Achalasia cardia is a primary oesophageal motility disorder in which the lower oesophageal sphincter (LOS) fails to relax during swallowing, combined with absent peristalsis in the oesophageal body. The pathology stems from progressive degeneration of inhibitory ganglion cells in the myenteric plexus, resulting in unopposed sphincter tone and functional obstruction at the gastro-oesophageal junction. It affects both sexes equally most commonly presenting in the third to fifth decade of life. Secondary achalasia known as pseudoachalasia must always be excluded, as it can be caused by infiltrating junctional tumours or in endemic regions, Chagas disease.

Symptoms

The hallmark symptom is progressive dysphagia initially to solids, then liquids often accompanied by regurgitation of undigested, non-acidic food, particularly at night, carrying a significant risk of aspiration pneumonia. Patients frequently report retrosternal chest discomfort, heartburn-like pain from oesophageal spasm, and gradual weight loss as oral intake diminishes. The condition is commonly misdiagnosed as GORD early on due to overlapping symptoms, leading to diagnostic delay. In advanced untreated disease, the oesophagus becomes massively dilated and tortuous termed sigmoid oesophagus representing end-stage disease.

Diagnosis

Upper GI Endoscopy is the first-line investigation, revealing a dilated, food-filled oesophagus with a tight, puckered cardia and is essential to exclude pseudoachalasia and underlying malignancy.
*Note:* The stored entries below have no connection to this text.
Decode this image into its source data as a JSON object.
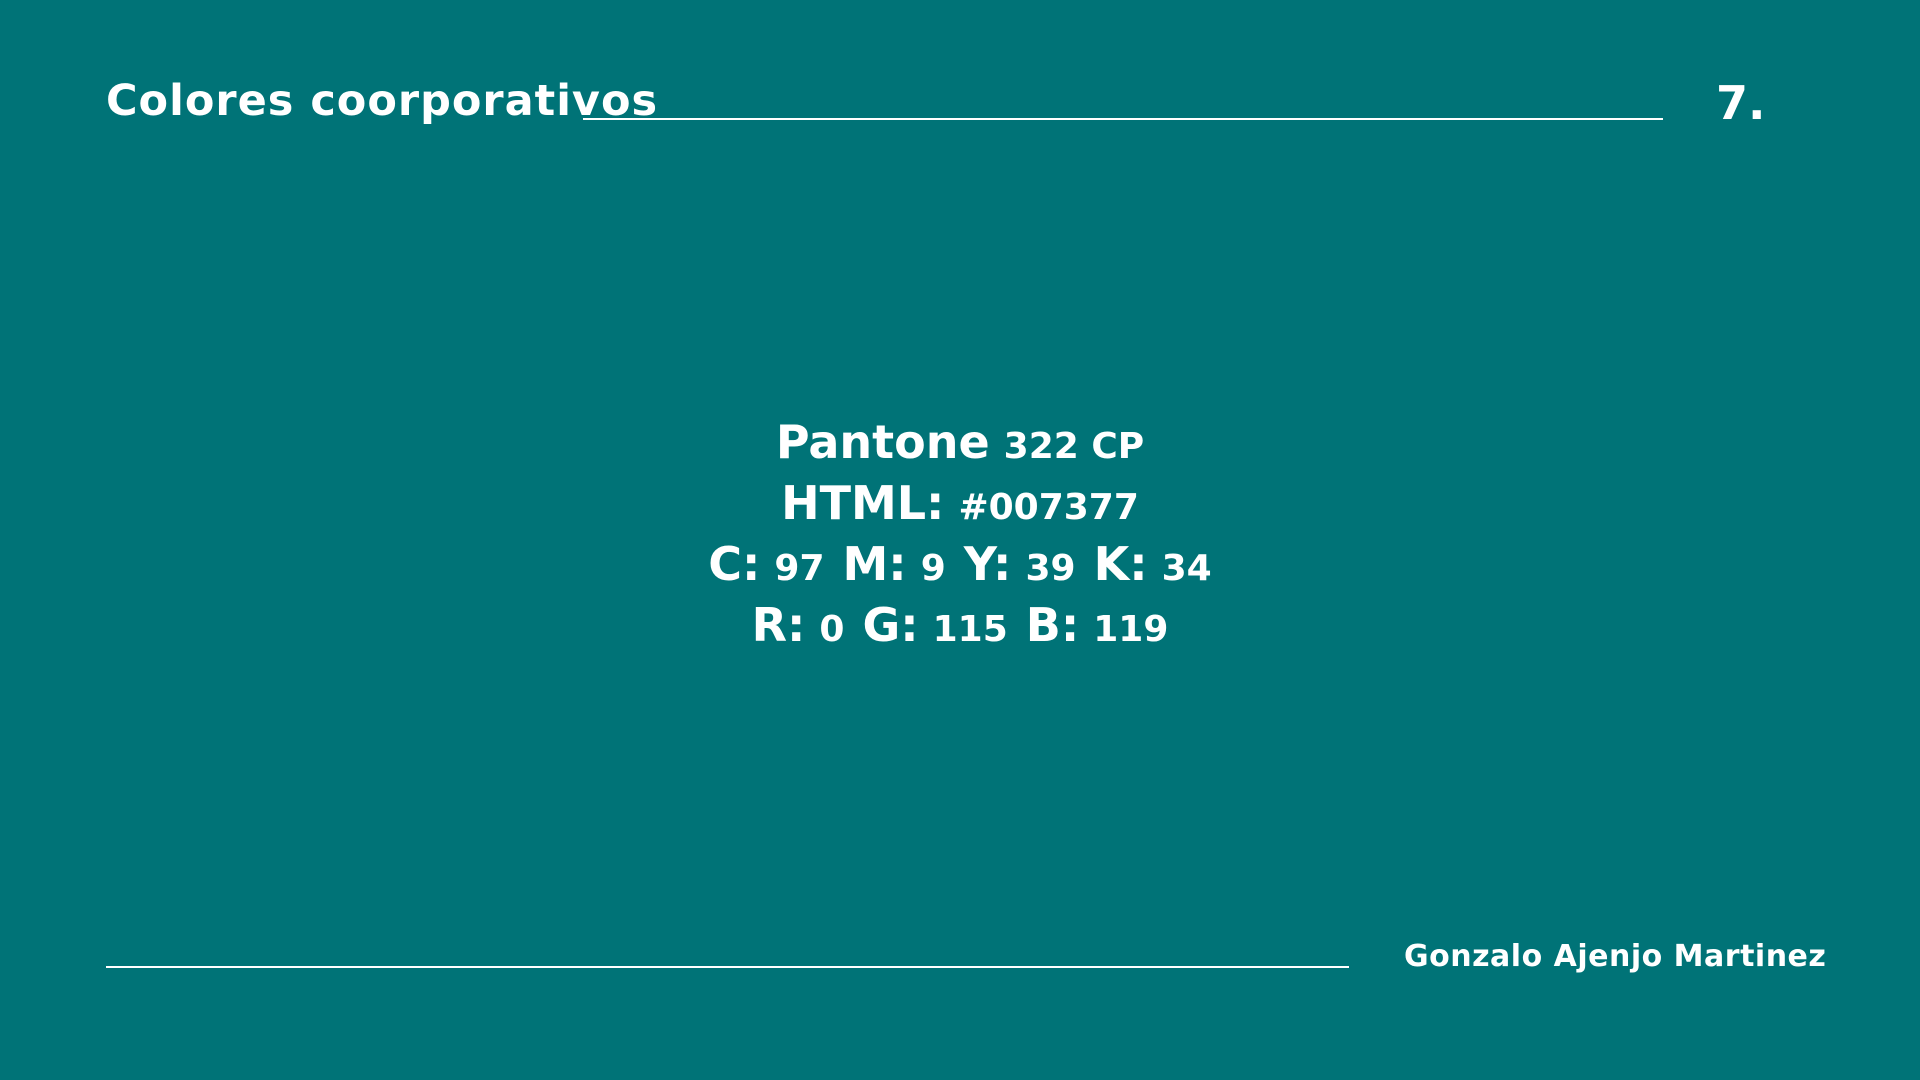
{
  "theme": {
    "background": "#007377",
    "foreground": "#ffffff"
  },
  "header": {
    "title": "Colores coorporativos",
    "page_number": "7."
  },
  "color_spec": {
    "pantone": {
      "label": "Pantone",
      "value": "322 CP"
    },
    "html": {
      "label": "HTML:",
      "value": "#007377"
    },
    "cmyk": [
      {
        "label": "C:",
        "value": "97"
      },
      {
        "label": "M:",
        "value": "9"
      },
      {
        "label": "Y:",
        "value": "39"
      },
      {
        "label": "K:",
        "value": "34"
      }
    ],
    "rgb": [
      {
        "label": "R:",
        "value": "0"
      },
      {
        "label": "G:",
        "value": "115"
      },
      {
        "label": "B:",
        "value": "119"
      }
    ]
  },
  "footer": {
    "author": "Gonzalo Ajenjo Martinez"
  }
}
Barium swallow demonstrates the classic "bird's beak" appearance smooth tapering of the distal oesophagus with proximal dilatation. High-Resolution Oesophageal Manometry (HRM) is the gold standard, confirming elevated LOS relaxation pressure and absent peristalsis. HRM further classifies achalasia into Type I (classic), Type II (pan-oesophageal pressurisation best prognosis) and Type III (spastic most refractory), guiding treatment selection.

Treatment

Laparoscopic Heller's Myotomy (LHM) is the surgical gold standard a longitudinal division of the LOS muscle fibres extending 6 cm onto the oesophagus and 2–3 cm onto the stomach, consistently achieving symptom relief in 85–95% of patients. A partial fundoplication (Dor or Toupet) is routinely added to prevent post-myotomy reflux. Pneumatic Balloon Dilation offers an effective non-surgical alternative with 60–80% success, though recurrence and perforation risk are higher. POEM (Peroral Endoscopic Myotomy) an incisionless endoscopic technique achieves equivalent results to LHM and is particularly effective for Type III achalasia at specialist centres. Botulinum toxin injection into the LOS provides temporary relief for patients unfit for definitive intervention, with effects lasting 6–12 months before repeat treatment is needed.